The purpose of the "ssss" sound is to give your child an associative cue for eliminating. The hope is that once I am able to better predict his need to eliminate, I can take him to the appropriate place (a potty) and give him a cue by making the "ssss" sound, and he will go. The same method is used for bowel movements, only a different cue is chosen.

I am choosing to venture down this path for several reasons. Although it is more work now, if our goal is reached it will be far less work than potty training Jonah at the age of 24 months. The reason western cultures must potty train is because our infants are trained to eliminate in their diapers. When the child begins to develope the desire to be diaper free around 24 months, we must "un-train" them from going potty in their pants. By responding to Jonah's cues and needs now, we are eliminating confusion and frustration for the future. Another reason is pure curiosity. I want to know if it works, and how it works. I want to see my child learn, and discover how we can learn together. Finally, it is just one more way in which mother and child bond and communicate their needs. I am whole-heartedly meeting all of the other needs in my child's life, why not strive to meet his elimination needs as well, rather than putting them off until I am ready to deal with them by changing a diaper.

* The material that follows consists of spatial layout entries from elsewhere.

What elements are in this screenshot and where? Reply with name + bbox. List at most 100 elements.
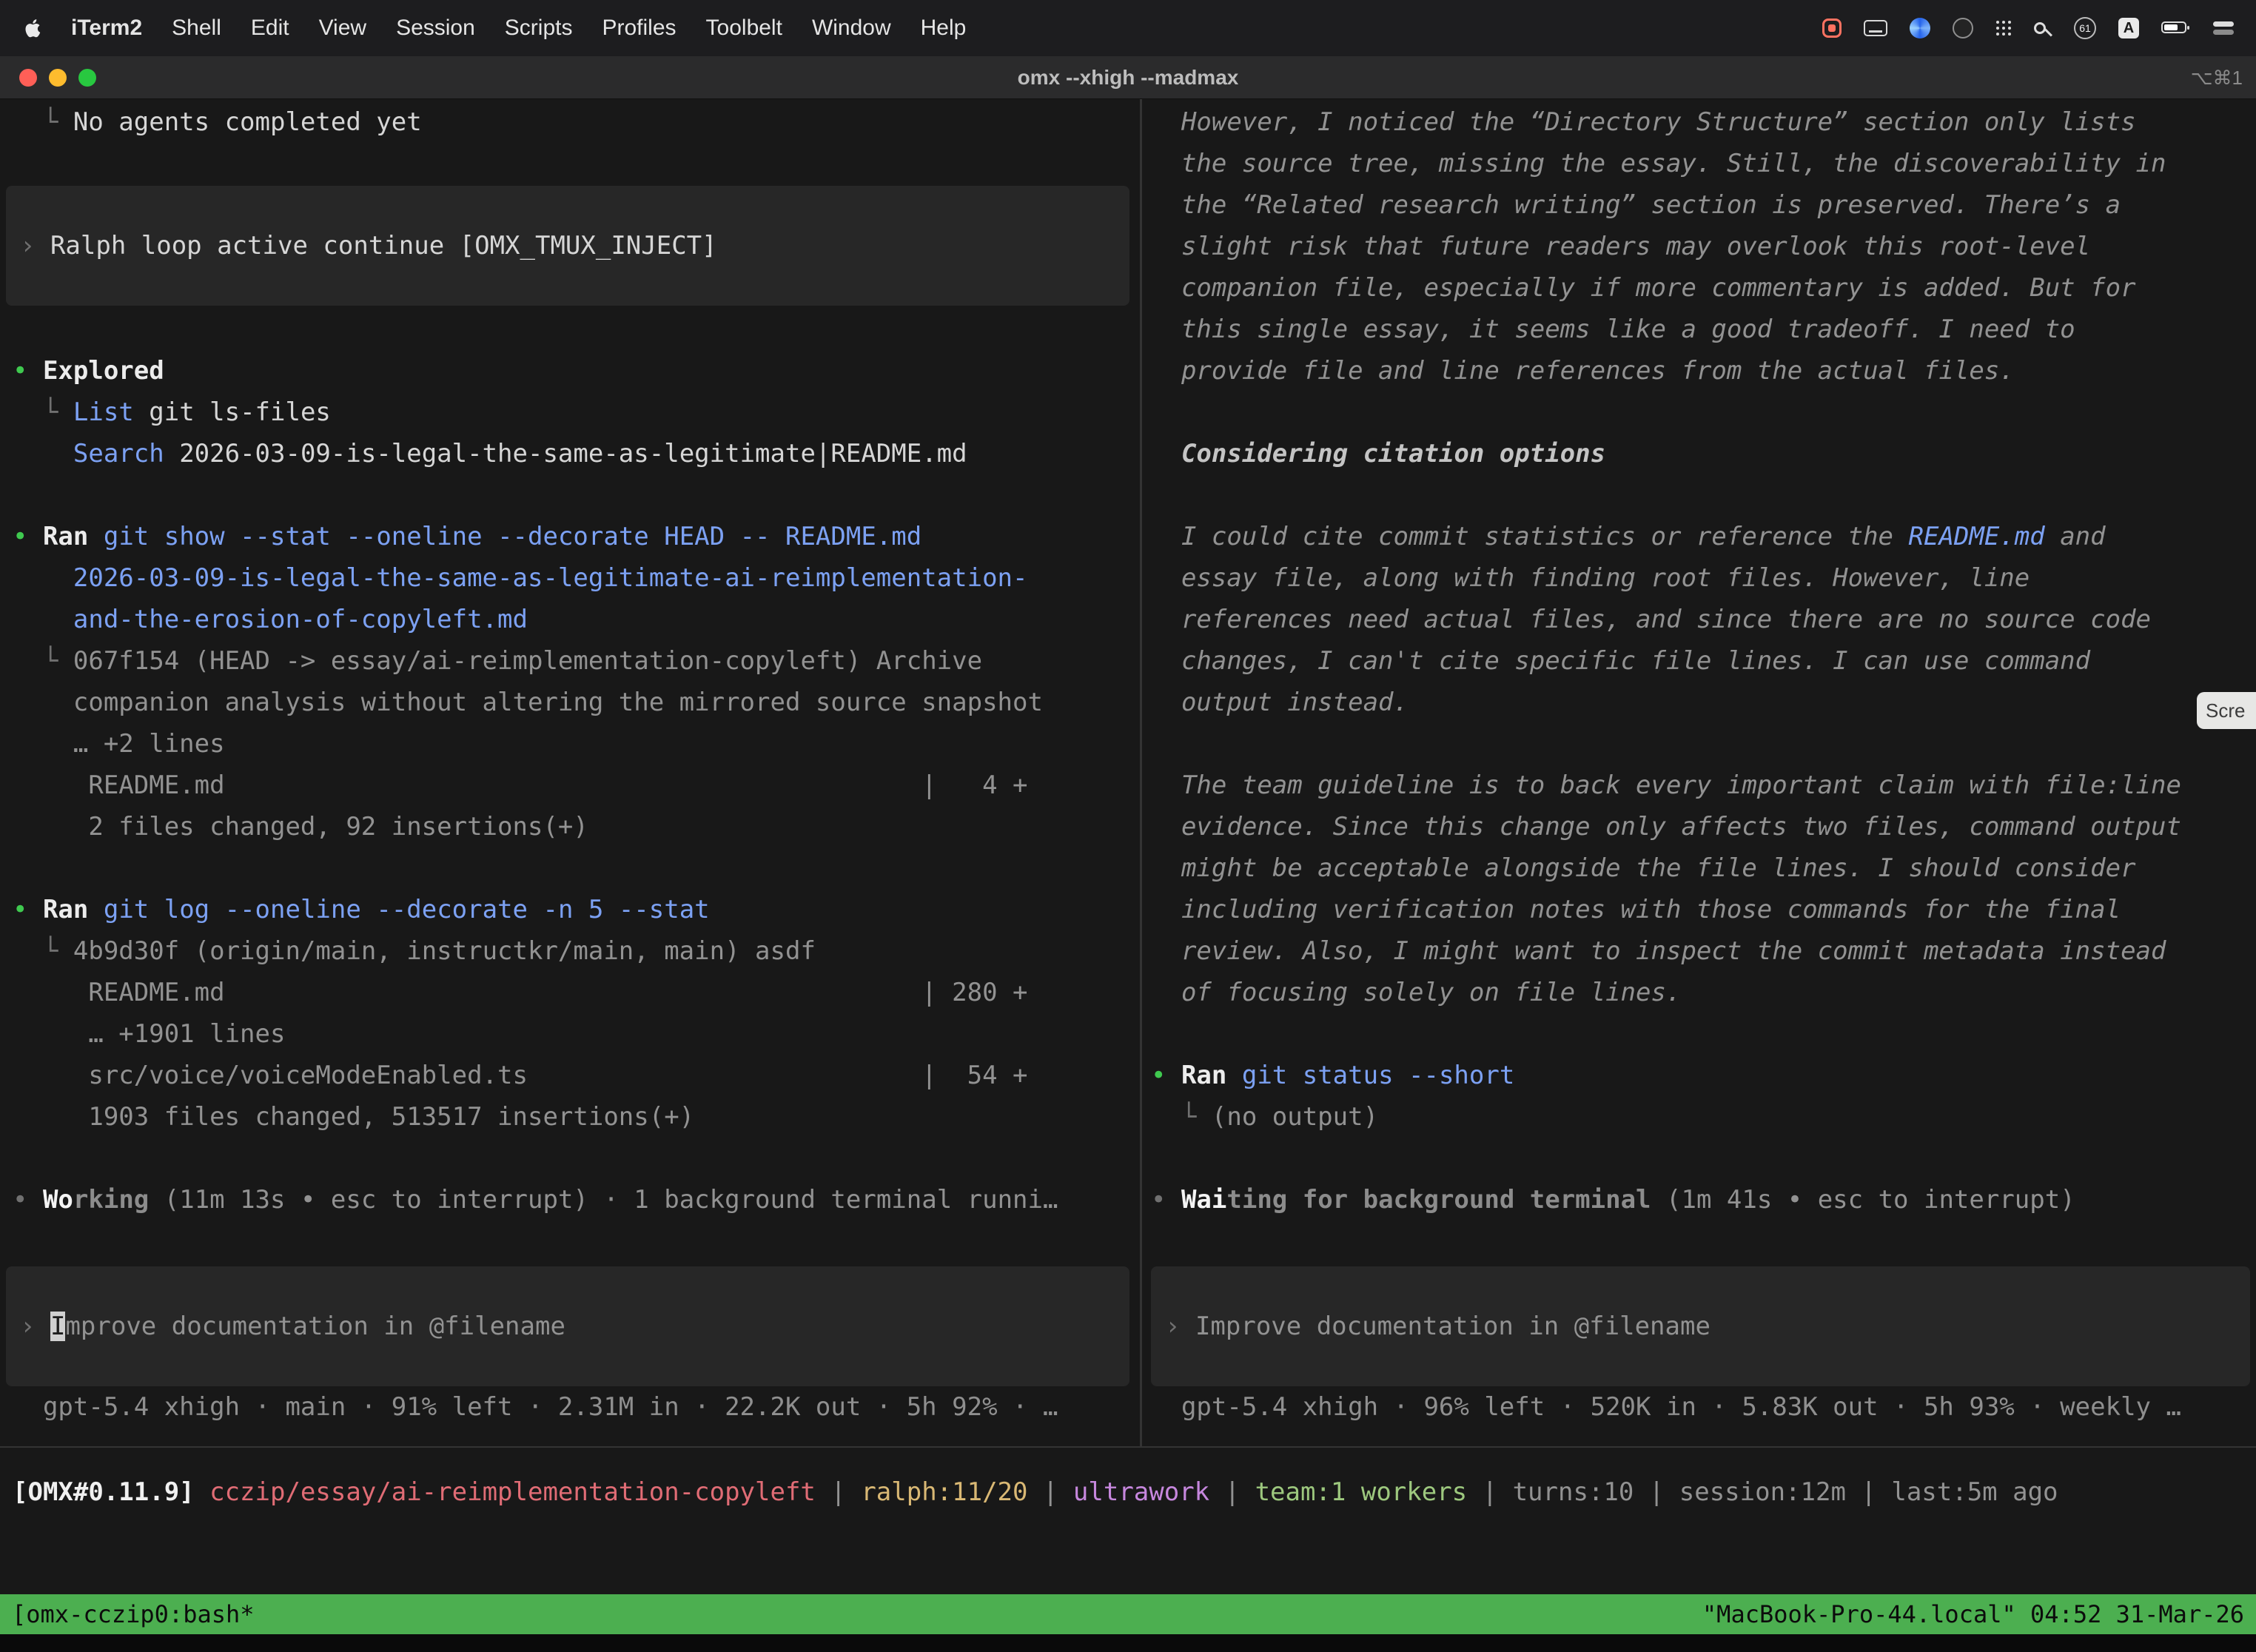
text-segment: └ (13, 397, 73, 427)
menu-help[interactable]: Help (921, 16, 967, 41)
terminal-line: • Ran git status --short (1151, 1055, 1514, 1096)
menu-shell[interactable]: Shell (172, 16, 221, 41)
menubar-menus: Shell Edit View Session Scripts Profiles Toolb… (172, 16, 966, 41)
text-segment: (11m 13s • esc to interrupt) · 1 backgro… (149, 1185, 1073, 1215)
terminal-line: • Working (11m 13s • esc to interrupt) ·… (13, 1179, 1073, 1220)
menu-scripts[interactable]: Scripts (505, 16, 573, 41)
terminal-line: … +2 lines (13, 723, 225, 765)
left-prompt-input[interactable]: › I mprove documentation in @filename (6, 1266, 1129, 1386)
menu-profiles[interactable]: Profiles (602, 16, 676, 41)
text-segment: README.md | 280 + (13, 978, 1027, 1007)
menu-view[interactable]: View (319, 16, 366, 41)
terminal-line: changes, I can't cite specific file line… (1151, 640, 2090, 682)
terminal-line: • Explored (13, 350, 164, 392)
text-segment: • (1151, 1061, 1181, 1090)
window-title: omx --xhigh --madmax (0, 56, 2256, 99)
screen-notification-tab[interactable]: Scre (2197, 692, 2256, 729)
text-segment: 2026-03-09-is-legal-the-same-as-legitima… (164, 439, 967, 469)
text-segment: • (1151, 1185, 1181, 1215)
text-segment (88, 895, 103, 924)
text-segment: └ (1151, 1102, 1212, 1132)
text-segment: companion analysis without altering the … (13, 688, 1043, 717)
terminal-line: essay file, along with finding root file… (1151, 557, 2030, 599)
tmux-status-bar: [omx-cczip0:bash* "MacBook-Pro-44.local"… (0, 1594, 2256, 1634)
terminal-line: of focusing solely on file lines. (1151, 972, 1681, 1013)
keyboard-icon[interactable] (1864, 20, 1887, 36)
text-segment: src/voice/voiceModeEnabled.ts | 54 + (13, 1061, 1027, 1090)
text-segment: However, I noticed the “Directory Struct… (1151, 107, 2136, 137)
battery-percent-badge[interactable]: 61 (2074, 17, 2096, 39)
text-segment: references need actual files, and since … (1151, 605, 2151, 634)
terminal-line: • Ran git log --oneline --decorate -n 5 … (13, 889, 710, 930)
prompt-chevron: › (20, 1312, 50, 1341)
text-segment: | (1028, 1477, 1073, 1507)
text-segment: (no output) (1212, 1102, 1378, 1132)
right-prompt-input[interactable]: › Improve documentation in @filename (1151, 1266, 2250, 1386)
menu-edit[interactable]: Edit (251, 16, 289, 41)
menu-toolbelt[interactable]: Toolbelt (706, 16, 782, 41)
input-source-icon[interactable]: A (2118, 18, 2139, 38)
menu-window[interactable]: Window (812, 16, 891, 41)
text-segment: (1m 41s • esc to interrupt) (1651, 1185, 2075, 1215)
menu-app-name[interactable]: iTerm2 (71, 16, 142, 41)
text-segment: • (13, 356, 43, 386)
terminal-line: might be acceptable alongside the file l… (1151, 847, 2136, 889)
terminal-line: └ 4b9d30f (origin/main, instructkr/main,… (13, 930, 816, 972)
right-pane: However, I noticed the “Directory Struct… (1151, 99, 2256, 1446)
text-segment: provide file and line references from th… (1151, 356, 2015, 386)
text-segment: Ran (43, 522, 88, 551)
battery-icon[interactable] (2161, 16, 2191, 41)
text-segment: 067f154 (HEAD -> essay/ai-reimplementati… (73, 646, 982, 676)
text-segment: README.md | 4 + (13, 770, 1027, 800)
window-titlebar: omx --xhigh --madmax ⌥⌘1 (0, 56, 2256, 99)
terminal-line: src/voice/voiceModeEnabled.ts | 54 + (13, 1055, 1027, 1096)
text-segment: git show --stat --oneline --decorate HEA… (104, 522, 921, 551)
text-segment: Considering citation options (1151, 439, 1605, 469)
text-segment: 2026-03-09-is-legal-the-same-as-legitima… (13, 563, 1027, 593)
terminal-line: └ List git ls-files (13, 392, 331, 433)
macos-menubar: iTerm2 Shell Edit View Session Scripts Profil… (0, 0, 2256, 56)
terminal-line: companion analysis without altering the … (13, 682, 1043, 723)
blue-app-icon[interactable] (1910, 18, 1930, 38)
screen-recording-icon[interactable] (1822, 19, 1842, 38)
bottom-black-strip (0, 1634, 2256, 1652)
text-segment (13, 439, 73, 469)
terminal-line: provide file and line references from th… (1151, 350, 2015, 392)
lower-strip (0, 1448, 2256, 1594)
text-segment: session:12m (1679, 1477, 1846, 1507)
terminal-line: Search 2026-03-09-is-legal-the-same-as-l… (13, 433, 967, 474)
text-segment: changes, I can't cite specific file line… (1151, 646, 2090, 676)
tmux-session-window[interactable]: [omx-cczip0:bash* (12, 1600, 255, 1628)
text-segment: … +1901 lines (13, 1019, 285, 1049)
terminal-line: companion file, especially if more comme… (1151, 267, 2136, 309)
control-center-icon[interactable] (2213, 21, 2234, 35)
key-icon[interactable] (2034, 22, 2046, 34)
terminal-line: 2 files changed, 92 insertions(+) (13, 806, 588, 847)
dots-grid-icon[interactable] (1995, 20, 2012, 36)
text-segment: ultrawork (1073, 1477, 1209, 1507)
text-segment: README.md (1909, 522, 2045, 551)
text-segment (88, 522, 103, 551)
terminal-line: README.md | 4 + (13, 765, 1027, 806)
dark-app-icon[interactable] (1953, 18, 1973, 38)
text-segment: review. Also, I might want to inspect th… (1151, 936, 2166, 966)
terminal-line: └ 067f154 (HEAD -> essay/ai-reimplementa… (13, 640, 982, 682)
text-segment: output instead. (1151, 688, 1409, 717)
text-segment: • (13, 895, 43, 924)
text-segment: ralph:11/20 (861, 1477, 1027, 1507)
text-segment: Ran (43, 895, 88, 924)
pane-divider[interactable] (1140, 99, 1142, 1446)
text-segment: rking (73, 1185, 149, 1215)
text-segment: turns:10 (1513, 1477, 1634, 1507)
menu-session[interactable]: Session (396, 16, 475, 41)
text-segment: • (13, 522, 43, 551)
apple-menu-icon[interactable] (22, 17, 44, 39)
text-segment: | (1467, 1477, 1512, 1507)
right-model-statusline: gpt-5.4 xhigh · 96% left · 520K in · 5.8… (1151, 1386, 2181, 1428)
terminal-line: slight risk that future readers may over… (1151, 226, 2090, 267)
text-segment: └ (13, 936, 73, 966)
text-segment: | (816, 1477, 861, 1507)
iterm2-window: iTerm2 Shell Edit View Session Scripts Profil… (0, 0, 2256, 1652)
text-segment: • (13, 1185, 43, 1215)
text-segment: └ (13, 107, 73, 137)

Jonah is also enjoying our experiment. He was so pleased today to be naked, and not constricted by his clothes or diaper. I have never seen him so happy to be on the floor playing, and he was more mobile than he is when we have "floor play" that includes clothing. In this case, we are following the old addage "if it feels so good, it must be right!"


Despite the name of this web journal, Jonah's Journal, it is I, Jonah's mother, who will be managing and writing posts. I feel that this is as much my journal as it is my four month old son's, because the purpose of this blog is to chronicle the relationship and journey between mother and child from each of our perspectives. I plan on journaling our journey that includes "baby wearing," nursing, elimination communication, and other milestones not only in Jonah's cognitive abilities but also milestones in my parenting. Some people would label my methods as "attachment parenting" but I prefer to call it following my heart.

We have several reasons for creating this journal. One is for our own personal use; to create an organized system for keeping memories. Another is because some of the methods we use may seem a little odd to our family and friends, and we would like to explain ourselves uninterupted. Having this public journal will give others a chance to see that the way we are doing things really does work and is based not only on scientific research and reasoning, but also our instincts. Finally, I am hoping to give a little guidance through my own faults and trials to other mothers and babies going through the same journey. I would like other so-called attached parents to know that they are not alone, and give insight to those parents who are on the fence about these methods.

We hope that you will enjoy reading about our way of life, whether you are a friend, family member, or curious stranger.